I had freed myself from the grips of government, religion, and parents. The only chains left to throw off were those on my sexuality—particularly the chains of monogamy.

The first authority I came to see as illegitimate was government, shortly after discovering Ron Paul in 2008. I stumbled upon his campaign like a rabbit hole that led me to question all of society’s rules. Soon after, I started to question my religion—Christianity. How much of it had been made up, twisted, and contrived—in collusion with the government—to support the powers that be?

Along with the fear of God, I cast off any respect for parental authority I once had. Since the punitive, authoritarian man in the clouds was no longer real to me, who was to say children should obey their parents? I educated myself about peaceful parenting and became determined to treat my daughter as a free, autonomous person with inalienable rights, not as my property.

She and her partner Brad decide to spice up their marriage by going full polyamorous:

We’re actually looking forward to the rest of our lives together now. When we were monogamous, our future seemed pretty mapped out: have a baby, get a better job, buy a house, get a promotion, buy a better car, start our own business, buy a better house, make more money, go on vacation, make more money, buy an even better house… grow old in it together.

Since we’ve discovered polyamory, we don’t care about new houses or new cars or vacations. What really makes us tick is the idea of falling in love, over and over and over again. Now, we have the best of both worlds: the security of a steady, stable partner, to have and to hold, and the sense of adventure and excitement at the thought of the unknown, the possibility of new romance around every corner, the butterflies in our stomachs we never thought we’d get the chance to feel again.

We’ve gotten a lot of warnings and admonitions from well-intentioned friends and family members that we’re going to destroy our relationship and hurt our daughter, but we feel exactly the opposite. For us, this is the perfect opportunity to save our relationship, spare our daughter from the heartbreak of a broken family, and give her the blessing of happy parents and extended family. Wish us luck!

What could possibly go wrong?

Once the Self is enthroned as sovereign, the logic is inexorable. She talks about how she has been liberated from the slavery of marriage, but in fact she is a slave to her passions.

Our fuel is running out. Brad and I have tried all the tricks. We’ve fanned the flames. We need more logs—new energy, a fresh perspective. It doesn’t mean we don’t love each other, or that we are done with each other. It just means we need something new.

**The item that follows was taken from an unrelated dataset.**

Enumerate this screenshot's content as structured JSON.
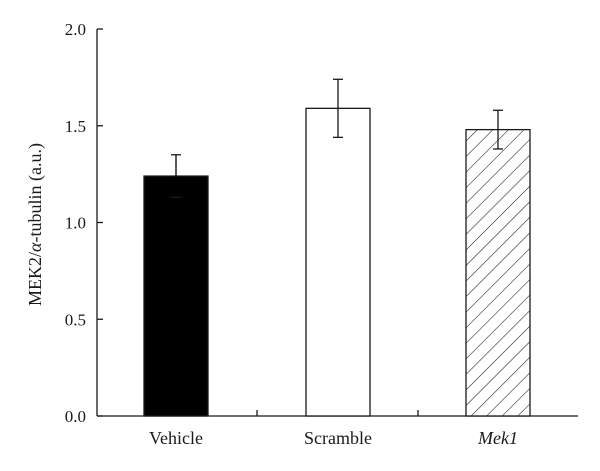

“Need.” She wants to be a perpetual teenager, where the world is ever-new. She goes on to talk about how destroying the (common-law) marital bond will actually save their relationship, or so they figure. And if you read the essay, it’s transparently a Randian self-justification of a woman who really and truly wants to get laid by as many guys as she can manage. What makes this something more than a Jerry Springer Show episode is that Burrows’s core conviction — that marriage is something entirely about accommodating the desiring individual Self — is also at the core of our fast-evolving understanding of marriage (and not just same-sex marriage, but marriage in the age of no-fault divorce). Burrows is an outlier, certainly, but the radical “freedom” she embraces is logically consistent. That is, she follows a concept of liberty that many contemporary Americans actually believe in, to its end.

I read this while eavesdropping on a Siena seminar discussion of the Francesca episode of Dante’s Inferno. They’re sitting around the table talking about how Francesca rationalized her lust, and committed an act that destroyed their family. There are no victimless crimes, there are no sins that we own ourselves. As the utopian libertarian Sara Burrows will eventually learn — as will her child.